This song make me giddy.
Yes, absolutely giddy. I love everything about “I Feel For You.”
I love the staccato sample intro of Grandmaster Melle Mel’s voice saying, “Cha-Cha-Ch-Ch-Chaka Khan.” As an 8-year-old budding rapper, I probably repeated this phrase incessantly. (Perhaps my sister Camille can weigh in on this.)
I love the fact that the song is, let’s be honest, mostly much about sex (or at least sex appeal), and yet there is a delightfully innocent quality about them, especially compared to the over-the-top, leave-nothing-to-the-imagination lyrics from today’s R&B balladeers.
(Yes, R. Kelly. I’m talking to you.)
I love the fact that it’s so unabashedly a relic of its time, the mid-80s, when hair was big, drum machines were just becoming popular, and rapping and break dancing were these newfangled fads showing up on MTV and eventually VH1 and seen in films like “Krush Groove” and “Breakin’ 2: Electric Boogaloo.”

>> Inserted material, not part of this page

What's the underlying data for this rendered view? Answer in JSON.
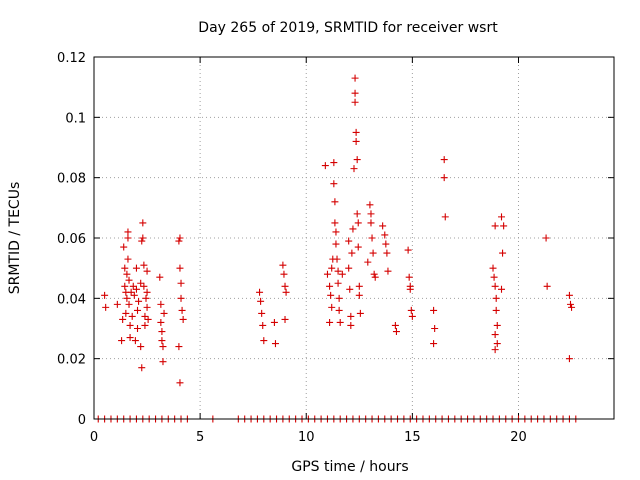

I love imagining that, as the song found rotation on radio stations across America and hip-hop culture began slowly penetrating the consciousness of middle class America, legions of White parents began wondering exactly who Chaka Khan is and why their children would want to rock her, whatever that means.
I love the harmonica solo by Stevie Wonder.
I love the synthesizer rhythms, and the piped-in crowd noise (which was state-of-the-art audio post-production back then).
I love the fact that the song was actually written and recorded by Prince, long before it became a chart smash, and if you listen to the original you’ll see hints of the greatness that would later emerge.
I don’t even mind it on karaoke night, as long as whoever’s up there is having fun and tries not to slaughter it too badly.
As I finish this one, I’m sitting next to the one to whom this song applies for me, and she’s awesome. I feel for her… all the time.
So for that reason, Chaka Khan’s signature 80s hit is today’s jam of the moment.